Roughly 15 per cent of the growth of master’s programmes in the US can be directly?attributed to the “ripple effect” of the massive expansion of Chinese higher education in recent decades, according to a new study.
The number of universities and colleges in China doubled between 1999 and 2010, with the number of Chinese graduate students travelling to the US increasing in parallel.
By combining administrative data from China’s admissions system with US visa data, researchers estimated that the Middle Kingdom’s expansion can account for approximately 27 per cent of the overall growth in Chinese graduate enrolment in the US between 2003 and 2015.
, the paper finds that the effect was notably stronger for students in STEM fields, for those attending top-tier public research universities?and at master’s level.
“These findings suggest that the influx of Chinese master’s students helps support the broader academic ecosystem – potentially by generating additional tuition revenue and prompting universities to expand program offerings,” it says.
“Our findings add a novel perspective that one country’s educational policy can have ripple effects on the other side of the world,” it adds.
Co-author Gaurav Khanna, an assistant professor of economics at the University of California, San Diego (UC San Diego), said these students helped generate much-needed tuition revenue, which was used to cross-subsidise American students and those from other international destinations.
“These students became vital to the financial health of American higher education,” he told?探花视频. “Their presence also spurred the creation of new STEM master’s programmes and drew in additional students from around the world.”
A “back-of-envelope analysis” showed that China’s expansion accounted for roughly 15 per cent of the overall growth in US master’s programmes and 10 per cent of the total increase in master’s degrees awarded to American students.
Each additional Chinese master’s student was found to be associated with an increase of around 0.26 domestic master’s students, and 0.50 international master’s students.
Chinese students have accounted for roughly a third of all international students in the US over the past decade.

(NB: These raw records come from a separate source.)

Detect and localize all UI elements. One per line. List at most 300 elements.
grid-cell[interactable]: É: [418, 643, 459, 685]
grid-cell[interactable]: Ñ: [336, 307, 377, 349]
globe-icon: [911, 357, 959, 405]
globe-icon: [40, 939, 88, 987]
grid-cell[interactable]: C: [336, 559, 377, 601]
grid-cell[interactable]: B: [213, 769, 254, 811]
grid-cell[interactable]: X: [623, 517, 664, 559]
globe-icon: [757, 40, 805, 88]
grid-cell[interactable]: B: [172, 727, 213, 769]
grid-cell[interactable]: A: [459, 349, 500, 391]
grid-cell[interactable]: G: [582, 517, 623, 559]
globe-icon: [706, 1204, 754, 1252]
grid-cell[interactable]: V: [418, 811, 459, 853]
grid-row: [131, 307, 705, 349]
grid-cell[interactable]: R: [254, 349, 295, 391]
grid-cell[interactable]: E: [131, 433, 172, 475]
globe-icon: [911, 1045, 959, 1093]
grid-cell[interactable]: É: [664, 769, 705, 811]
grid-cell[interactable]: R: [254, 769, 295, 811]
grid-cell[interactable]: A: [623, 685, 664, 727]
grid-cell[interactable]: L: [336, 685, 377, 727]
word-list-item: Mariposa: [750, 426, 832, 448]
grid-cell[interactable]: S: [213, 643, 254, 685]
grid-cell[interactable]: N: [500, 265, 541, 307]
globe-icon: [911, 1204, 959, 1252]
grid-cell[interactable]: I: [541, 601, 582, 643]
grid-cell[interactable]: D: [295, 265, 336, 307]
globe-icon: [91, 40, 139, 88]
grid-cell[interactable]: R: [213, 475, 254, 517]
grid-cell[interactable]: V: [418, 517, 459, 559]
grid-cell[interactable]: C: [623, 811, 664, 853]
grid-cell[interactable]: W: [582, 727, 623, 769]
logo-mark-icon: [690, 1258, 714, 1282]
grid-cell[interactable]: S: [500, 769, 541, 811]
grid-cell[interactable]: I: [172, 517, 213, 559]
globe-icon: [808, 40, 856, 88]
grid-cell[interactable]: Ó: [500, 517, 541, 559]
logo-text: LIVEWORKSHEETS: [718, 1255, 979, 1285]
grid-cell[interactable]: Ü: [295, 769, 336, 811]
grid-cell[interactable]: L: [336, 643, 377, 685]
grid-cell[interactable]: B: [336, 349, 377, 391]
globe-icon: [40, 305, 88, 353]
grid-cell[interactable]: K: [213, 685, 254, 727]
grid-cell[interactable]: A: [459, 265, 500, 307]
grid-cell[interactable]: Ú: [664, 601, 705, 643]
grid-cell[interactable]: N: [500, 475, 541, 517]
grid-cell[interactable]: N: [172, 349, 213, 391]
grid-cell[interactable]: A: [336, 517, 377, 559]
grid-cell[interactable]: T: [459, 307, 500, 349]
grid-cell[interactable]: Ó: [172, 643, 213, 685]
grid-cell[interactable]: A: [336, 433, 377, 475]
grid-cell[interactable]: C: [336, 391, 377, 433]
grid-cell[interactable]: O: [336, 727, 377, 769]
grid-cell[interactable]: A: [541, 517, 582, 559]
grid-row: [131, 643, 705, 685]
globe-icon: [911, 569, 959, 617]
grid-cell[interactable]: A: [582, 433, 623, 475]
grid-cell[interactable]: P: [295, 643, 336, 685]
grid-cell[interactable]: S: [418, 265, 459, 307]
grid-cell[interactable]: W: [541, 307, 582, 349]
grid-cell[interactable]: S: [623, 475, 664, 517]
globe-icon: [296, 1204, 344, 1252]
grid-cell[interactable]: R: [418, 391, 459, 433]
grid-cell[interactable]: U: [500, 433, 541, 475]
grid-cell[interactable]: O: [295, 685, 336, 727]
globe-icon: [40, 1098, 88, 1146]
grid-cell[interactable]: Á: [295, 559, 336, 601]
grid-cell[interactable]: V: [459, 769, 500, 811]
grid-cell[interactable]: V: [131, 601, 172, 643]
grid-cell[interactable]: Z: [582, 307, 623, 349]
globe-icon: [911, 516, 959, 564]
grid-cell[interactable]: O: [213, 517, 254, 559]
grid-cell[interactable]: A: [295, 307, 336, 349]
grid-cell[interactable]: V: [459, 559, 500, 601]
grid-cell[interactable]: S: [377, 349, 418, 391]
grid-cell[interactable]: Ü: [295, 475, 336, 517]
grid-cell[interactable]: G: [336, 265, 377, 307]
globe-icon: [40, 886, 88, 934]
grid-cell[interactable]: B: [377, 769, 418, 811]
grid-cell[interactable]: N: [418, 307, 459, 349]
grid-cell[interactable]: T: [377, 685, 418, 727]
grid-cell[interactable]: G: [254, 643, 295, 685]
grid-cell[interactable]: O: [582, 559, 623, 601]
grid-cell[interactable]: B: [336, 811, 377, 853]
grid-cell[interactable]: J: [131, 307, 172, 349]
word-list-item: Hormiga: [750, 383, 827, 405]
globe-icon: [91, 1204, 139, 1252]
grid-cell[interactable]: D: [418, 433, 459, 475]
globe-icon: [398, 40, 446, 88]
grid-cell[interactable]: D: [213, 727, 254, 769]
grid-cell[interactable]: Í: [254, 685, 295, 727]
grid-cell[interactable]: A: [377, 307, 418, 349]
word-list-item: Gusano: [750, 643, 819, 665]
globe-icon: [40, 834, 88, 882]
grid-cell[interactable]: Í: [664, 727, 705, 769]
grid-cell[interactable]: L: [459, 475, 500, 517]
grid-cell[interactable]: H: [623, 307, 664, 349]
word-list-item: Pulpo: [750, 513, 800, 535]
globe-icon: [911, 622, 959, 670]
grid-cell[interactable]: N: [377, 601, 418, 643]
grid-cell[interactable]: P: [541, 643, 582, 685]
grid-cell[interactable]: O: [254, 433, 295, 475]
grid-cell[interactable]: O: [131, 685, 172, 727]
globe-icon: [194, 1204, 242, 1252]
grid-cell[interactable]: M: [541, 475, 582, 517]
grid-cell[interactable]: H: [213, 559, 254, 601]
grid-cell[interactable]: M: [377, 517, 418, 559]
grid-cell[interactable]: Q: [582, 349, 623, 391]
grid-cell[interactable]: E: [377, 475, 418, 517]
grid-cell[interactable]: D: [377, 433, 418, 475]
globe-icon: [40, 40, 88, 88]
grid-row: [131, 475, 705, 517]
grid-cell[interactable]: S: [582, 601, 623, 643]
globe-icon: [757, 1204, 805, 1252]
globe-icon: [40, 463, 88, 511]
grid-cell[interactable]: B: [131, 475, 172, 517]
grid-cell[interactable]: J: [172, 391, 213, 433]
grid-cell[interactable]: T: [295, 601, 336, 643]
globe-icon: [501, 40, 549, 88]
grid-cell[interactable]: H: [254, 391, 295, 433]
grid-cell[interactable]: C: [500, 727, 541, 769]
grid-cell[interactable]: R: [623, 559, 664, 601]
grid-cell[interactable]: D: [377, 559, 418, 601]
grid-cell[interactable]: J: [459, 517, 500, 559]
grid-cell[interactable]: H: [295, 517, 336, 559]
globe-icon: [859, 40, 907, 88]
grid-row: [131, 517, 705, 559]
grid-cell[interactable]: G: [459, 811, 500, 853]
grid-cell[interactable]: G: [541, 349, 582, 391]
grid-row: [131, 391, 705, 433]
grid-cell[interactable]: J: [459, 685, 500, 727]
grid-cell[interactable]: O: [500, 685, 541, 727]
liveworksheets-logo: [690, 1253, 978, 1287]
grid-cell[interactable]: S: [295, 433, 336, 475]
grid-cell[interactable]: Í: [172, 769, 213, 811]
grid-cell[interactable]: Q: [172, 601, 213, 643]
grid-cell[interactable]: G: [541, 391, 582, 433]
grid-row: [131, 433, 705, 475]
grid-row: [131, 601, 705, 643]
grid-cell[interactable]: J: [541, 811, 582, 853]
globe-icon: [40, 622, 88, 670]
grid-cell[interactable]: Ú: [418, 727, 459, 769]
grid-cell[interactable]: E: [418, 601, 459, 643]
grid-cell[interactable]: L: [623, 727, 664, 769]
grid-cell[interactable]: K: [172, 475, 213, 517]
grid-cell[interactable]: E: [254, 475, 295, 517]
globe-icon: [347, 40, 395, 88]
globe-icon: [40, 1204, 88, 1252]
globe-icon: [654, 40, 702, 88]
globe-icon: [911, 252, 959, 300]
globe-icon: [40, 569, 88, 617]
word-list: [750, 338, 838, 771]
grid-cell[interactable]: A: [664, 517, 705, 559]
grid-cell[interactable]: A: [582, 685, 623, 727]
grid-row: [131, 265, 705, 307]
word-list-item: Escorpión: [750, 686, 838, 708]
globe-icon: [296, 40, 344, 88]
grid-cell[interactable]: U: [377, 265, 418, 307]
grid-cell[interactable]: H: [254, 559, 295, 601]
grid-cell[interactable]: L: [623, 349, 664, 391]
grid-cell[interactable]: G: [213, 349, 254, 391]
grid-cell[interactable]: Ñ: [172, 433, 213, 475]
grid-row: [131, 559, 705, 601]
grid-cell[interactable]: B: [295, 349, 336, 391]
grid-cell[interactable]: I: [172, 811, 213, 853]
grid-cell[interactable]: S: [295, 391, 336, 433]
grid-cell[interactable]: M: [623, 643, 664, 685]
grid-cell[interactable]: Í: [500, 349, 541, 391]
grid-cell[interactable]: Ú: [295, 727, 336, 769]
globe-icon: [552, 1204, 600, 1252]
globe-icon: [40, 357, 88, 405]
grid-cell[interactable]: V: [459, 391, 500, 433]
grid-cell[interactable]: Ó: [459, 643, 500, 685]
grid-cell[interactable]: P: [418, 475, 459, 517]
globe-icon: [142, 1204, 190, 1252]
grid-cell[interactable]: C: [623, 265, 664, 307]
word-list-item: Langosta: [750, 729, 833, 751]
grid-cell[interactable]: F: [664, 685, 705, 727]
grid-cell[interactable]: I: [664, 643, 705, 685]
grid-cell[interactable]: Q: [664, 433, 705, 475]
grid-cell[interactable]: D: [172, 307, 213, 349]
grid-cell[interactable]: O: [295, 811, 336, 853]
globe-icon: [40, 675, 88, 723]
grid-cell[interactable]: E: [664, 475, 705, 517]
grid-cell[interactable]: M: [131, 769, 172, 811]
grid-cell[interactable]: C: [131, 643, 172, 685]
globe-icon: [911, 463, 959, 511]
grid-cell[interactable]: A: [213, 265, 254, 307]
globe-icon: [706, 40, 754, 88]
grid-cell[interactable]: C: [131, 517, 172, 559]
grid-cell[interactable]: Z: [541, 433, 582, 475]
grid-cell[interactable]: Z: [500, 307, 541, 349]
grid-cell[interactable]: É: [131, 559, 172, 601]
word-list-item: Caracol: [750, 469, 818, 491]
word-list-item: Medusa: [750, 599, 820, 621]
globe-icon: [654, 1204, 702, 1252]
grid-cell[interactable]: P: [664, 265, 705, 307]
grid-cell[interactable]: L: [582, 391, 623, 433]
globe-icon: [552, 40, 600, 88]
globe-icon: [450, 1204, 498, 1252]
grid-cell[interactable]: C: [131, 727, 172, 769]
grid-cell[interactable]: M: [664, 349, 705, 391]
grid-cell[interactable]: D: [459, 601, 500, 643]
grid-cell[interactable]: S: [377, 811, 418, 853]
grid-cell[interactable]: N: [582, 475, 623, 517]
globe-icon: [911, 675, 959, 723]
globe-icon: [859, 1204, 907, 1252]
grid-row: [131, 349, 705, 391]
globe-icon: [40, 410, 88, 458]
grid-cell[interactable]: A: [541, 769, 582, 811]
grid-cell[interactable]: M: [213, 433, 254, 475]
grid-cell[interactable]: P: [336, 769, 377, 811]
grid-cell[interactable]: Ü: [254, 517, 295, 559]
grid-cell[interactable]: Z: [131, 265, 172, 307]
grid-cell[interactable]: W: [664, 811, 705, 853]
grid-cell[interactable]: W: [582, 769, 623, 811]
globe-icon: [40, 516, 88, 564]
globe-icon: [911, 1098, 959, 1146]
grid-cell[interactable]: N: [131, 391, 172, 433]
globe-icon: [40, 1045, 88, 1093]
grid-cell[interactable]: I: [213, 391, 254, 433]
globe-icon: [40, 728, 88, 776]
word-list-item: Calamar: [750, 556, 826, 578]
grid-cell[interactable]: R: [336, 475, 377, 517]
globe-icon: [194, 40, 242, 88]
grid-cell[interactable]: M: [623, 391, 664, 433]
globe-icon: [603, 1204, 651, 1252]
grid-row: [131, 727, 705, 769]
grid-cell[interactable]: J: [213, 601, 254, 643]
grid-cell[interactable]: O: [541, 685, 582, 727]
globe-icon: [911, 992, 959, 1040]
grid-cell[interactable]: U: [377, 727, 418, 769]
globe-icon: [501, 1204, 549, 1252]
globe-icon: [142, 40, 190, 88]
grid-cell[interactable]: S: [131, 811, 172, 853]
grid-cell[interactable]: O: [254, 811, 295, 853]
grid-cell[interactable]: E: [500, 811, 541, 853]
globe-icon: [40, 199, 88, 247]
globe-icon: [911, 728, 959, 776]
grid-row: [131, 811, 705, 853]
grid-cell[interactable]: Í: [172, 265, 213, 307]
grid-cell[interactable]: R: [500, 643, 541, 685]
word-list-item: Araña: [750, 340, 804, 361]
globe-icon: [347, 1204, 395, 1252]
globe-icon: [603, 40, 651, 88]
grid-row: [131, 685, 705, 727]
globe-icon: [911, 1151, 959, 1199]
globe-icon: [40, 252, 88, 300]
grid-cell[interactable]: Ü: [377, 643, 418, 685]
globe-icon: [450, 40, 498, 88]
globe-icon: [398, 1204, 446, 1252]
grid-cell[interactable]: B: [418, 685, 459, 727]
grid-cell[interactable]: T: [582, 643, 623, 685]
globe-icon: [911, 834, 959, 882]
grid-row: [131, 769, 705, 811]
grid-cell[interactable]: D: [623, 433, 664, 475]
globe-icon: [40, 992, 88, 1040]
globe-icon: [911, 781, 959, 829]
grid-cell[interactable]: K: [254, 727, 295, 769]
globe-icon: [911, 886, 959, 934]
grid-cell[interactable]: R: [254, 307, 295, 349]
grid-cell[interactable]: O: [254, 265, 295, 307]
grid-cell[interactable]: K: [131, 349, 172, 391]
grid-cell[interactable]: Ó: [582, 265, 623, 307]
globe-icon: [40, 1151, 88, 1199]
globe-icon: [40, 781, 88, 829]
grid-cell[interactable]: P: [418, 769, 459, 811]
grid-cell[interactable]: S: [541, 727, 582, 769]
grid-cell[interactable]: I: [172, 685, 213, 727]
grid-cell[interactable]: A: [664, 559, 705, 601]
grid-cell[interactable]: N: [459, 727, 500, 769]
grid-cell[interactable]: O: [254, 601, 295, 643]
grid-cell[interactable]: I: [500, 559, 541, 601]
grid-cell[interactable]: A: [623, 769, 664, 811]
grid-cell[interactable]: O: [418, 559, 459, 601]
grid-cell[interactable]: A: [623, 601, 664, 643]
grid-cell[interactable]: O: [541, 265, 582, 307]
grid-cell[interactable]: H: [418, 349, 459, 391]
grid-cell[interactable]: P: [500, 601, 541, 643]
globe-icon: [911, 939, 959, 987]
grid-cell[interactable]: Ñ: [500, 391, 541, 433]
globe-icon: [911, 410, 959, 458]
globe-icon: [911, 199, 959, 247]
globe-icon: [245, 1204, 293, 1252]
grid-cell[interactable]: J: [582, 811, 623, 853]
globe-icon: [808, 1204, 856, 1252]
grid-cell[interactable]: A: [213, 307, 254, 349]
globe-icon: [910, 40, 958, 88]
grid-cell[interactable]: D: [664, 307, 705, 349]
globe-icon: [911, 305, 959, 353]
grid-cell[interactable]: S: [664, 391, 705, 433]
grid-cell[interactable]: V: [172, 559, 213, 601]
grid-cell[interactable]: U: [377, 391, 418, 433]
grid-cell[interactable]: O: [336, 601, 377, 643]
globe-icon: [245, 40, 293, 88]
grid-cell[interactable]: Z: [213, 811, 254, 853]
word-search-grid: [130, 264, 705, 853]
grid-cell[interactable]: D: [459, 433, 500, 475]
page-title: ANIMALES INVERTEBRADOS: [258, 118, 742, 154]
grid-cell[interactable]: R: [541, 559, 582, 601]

According to the paper, their sheer scale and their concentration in STEM fields make them “uniquely consequential” for cross-border educational and economic outcomes.
Despite his administration pledging to “aggressively revoke” visas?for students linked to the Chinese Communist Party, Donald?Trump announced plans earlier this year to welcome 600,000 Chinese students to?US universities.
Co-author Riuxue Jia, a professor of economics at UC San Diego, said Trump’s reversal was more likely to be driven by broader geopolitical competition between the two countries.
If Chinese students stopped coming in such large numbers, she said the immediate effect would be financial. “Fewer Chinese students would mean less tuition revenue in the short and medium run. The longer-run consequences are harder to predict.”
Jia said the indirect benefits – including contributions to overall vitality of US universities and local college-town economies – would also be lost.
The paper finds that Chinese students stimulated employment in local economies through increased demand for everyday goods and services. For every 100 additional Chinese master’s students, the net job creation rate increased by 0.7 percentage points.
“A sharp decline in their numbers,?whether from tighter visa rules or rising geopolitical tensions, would therefore ripple outward – reducing revenue for universities and dampening growth in the towns that depend on them,” added Khanna.
“In short, the flow of Chinese students has quietly underpinned both the academic and economic vitality of many US colleges and college towns.”